When Rabbit worked in Mrs. Smith’s garden he felt fulfilled, like he had a purpose. He wants to feel that sense of fulfillment again, so he kind of returns to Mrs. Smith’s garden in the dream, but finds it empty. Yet, only by looking at the field empty does he understand that it was so important to him before because it held the keys to the meaning of life. (We already know about Rabbit’s strong connection with nature, so it makes sense.) Now that the meaning of life has been unlocked for him, he achieves an even deeper satisfaction than mere gardening and wants to share this with the world. This dream could also represent a very understandable desire to somehow give meaning to Rebecca June’s death, meaning which will make his suffering, and that of those around him, bearable. It’s also a fulfillment of his identification with authority figures. If he knows the meaning of life and death, he no longer needs them. He is the authority figure. He is a grownup with a real mission that makes adulthood worthwhile.

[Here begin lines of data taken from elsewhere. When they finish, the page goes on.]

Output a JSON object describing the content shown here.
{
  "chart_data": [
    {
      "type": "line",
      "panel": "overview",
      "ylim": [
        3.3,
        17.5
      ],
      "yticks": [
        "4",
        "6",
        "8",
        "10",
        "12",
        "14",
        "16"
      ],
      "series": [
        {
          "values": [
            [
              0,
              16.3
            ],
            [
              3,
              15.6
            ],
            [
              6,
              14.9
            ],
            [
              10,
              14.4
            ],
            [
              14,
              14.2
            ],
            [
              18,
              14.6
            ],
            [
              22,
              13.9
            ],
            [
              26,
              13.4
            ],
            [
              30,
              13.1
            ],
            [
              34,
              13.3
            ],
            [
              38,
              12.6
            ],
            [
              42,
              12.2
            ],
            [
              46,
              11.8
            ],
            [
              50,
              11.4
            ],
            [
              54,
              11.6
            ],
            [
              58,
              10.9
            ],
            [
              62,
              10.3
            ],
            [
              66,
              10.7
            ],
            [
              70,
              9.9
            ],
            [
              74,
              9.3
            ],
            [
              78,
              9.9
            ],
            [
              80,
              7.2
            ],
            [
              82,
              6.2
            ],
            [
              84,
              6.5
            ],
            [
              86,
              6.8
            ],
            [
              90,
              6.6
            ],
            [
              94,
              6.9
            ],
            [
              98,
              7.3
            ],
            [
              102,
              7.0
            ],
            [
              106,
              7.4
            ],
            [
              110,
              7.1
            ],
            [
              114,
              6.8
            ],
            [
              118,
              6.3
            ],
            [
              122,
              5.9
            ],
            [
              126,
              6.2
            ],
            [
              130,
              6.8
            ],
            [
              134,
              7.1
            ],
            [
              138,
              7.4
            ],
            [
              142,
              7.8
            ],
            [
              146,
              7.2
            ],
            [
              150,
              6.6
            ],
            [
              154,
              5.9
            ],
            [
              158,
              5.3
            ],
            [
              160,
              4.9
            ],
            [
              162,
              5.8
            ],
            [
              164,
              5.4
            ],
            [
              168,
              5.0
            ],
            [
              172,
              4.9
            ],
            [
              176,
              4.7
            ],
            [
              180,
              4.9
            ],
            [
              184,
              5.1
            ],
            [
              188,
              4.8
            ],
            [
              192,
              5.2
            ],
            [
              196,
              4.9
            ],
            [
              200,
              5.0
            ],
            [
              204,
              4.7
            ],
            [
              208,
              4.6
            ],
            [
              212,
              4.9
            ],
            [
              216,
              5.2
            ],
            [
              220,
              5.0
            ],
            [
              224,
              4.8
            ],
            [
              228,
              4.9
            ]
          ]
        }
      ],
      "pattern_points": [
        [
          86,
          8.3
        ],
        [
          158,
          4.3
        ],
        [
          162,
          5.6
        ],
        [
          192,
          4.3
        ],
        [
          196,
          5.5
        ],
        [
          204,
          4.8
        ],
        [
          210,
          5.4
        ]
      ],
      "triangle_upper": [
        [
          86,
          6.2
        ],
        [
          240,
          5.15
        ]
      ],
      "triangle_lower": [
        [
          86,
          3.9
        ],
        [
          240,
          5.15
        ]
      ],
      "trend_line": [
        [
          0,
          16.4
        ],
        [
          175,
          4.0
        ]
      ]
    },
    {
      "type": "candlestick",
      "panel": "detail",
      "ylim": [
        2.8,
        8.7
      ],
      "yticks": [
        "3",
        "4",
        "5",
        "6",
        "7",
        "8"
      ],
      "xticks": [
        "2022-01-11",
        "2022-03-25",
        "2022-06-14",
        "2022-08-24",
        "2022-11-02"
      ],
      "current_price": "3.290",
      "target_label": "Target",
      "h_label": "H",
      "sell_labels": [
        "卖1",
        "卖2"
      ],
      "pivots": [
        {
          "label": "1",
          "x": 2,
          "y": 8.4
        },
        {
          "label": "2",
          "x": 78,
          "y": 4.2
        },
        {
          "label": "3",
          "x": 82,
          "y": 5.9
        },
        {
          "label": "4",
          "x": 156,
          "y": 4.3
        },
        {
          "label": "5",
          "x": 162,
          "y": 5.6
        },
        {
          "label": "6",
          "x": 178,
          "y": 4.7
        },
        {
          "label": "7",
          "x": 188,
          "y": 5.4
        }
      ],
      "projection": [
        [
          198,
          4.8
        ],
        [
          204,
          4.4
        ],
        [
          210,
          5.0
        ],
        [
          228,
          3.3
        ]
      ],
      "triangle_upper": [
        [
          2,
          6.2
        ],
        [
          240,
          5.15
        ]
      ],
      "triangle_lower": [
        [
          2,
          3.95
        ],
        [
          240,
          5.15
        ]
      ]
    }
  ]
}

But when he wakes up, he’s still in the same mess. Though his dreams reflect that through suffering he is becoming a deeper human being, he still feels trapped. The dream didn’t give him any practical advice – the hows, whens, and wheres of starting a religion.
So, does seeing this side of Rabbit make it more shocking when he runs away from the funeral to the woods after loudly blaming Janice for the baby’s death, and proclaiming his own innocence? Yes, and no, right? Not good behavior for a guy who’s supposed to be founding a religion. But maybe that’s why he’s so embarrassed after he blames Janice. Does he run to the woods in part because of Eccles’ sermon about Jesus spending forty days in the wilderness conversing with the devil? It seems likely. He isn’t quite ready to be an authority figure in his own, as his behavior at the funeral indicates. So he follows Eccles and Jesus by going into the wilderness, even though he probably doesn’t know that’s why he does it.
Does he learn anything from his experience in the woods, though? The ending shows Rabbit running again, and is very open ended. We have no clear indication as to whether he will keep on moving, or choose one of the women, or what. But one thing is crystal clear. Nelson has taken on huge importance for him. No longer “the kid and his shrill needs,” Nelson has become “a hardness he must carry with him. On this small fulcrum he tries to balance the rest, weighing opposites against each other.” In a way, Nelson has become Rabbit’s ultimate authority figure, and considering his needs are a way Rabbit can become an adult. We don’t know if what he does next will be good for Nelson, but the fact that he’s trying, with that single thought in the forefront of his mind, suggests that he’s made some progress at least in solving his dilemma.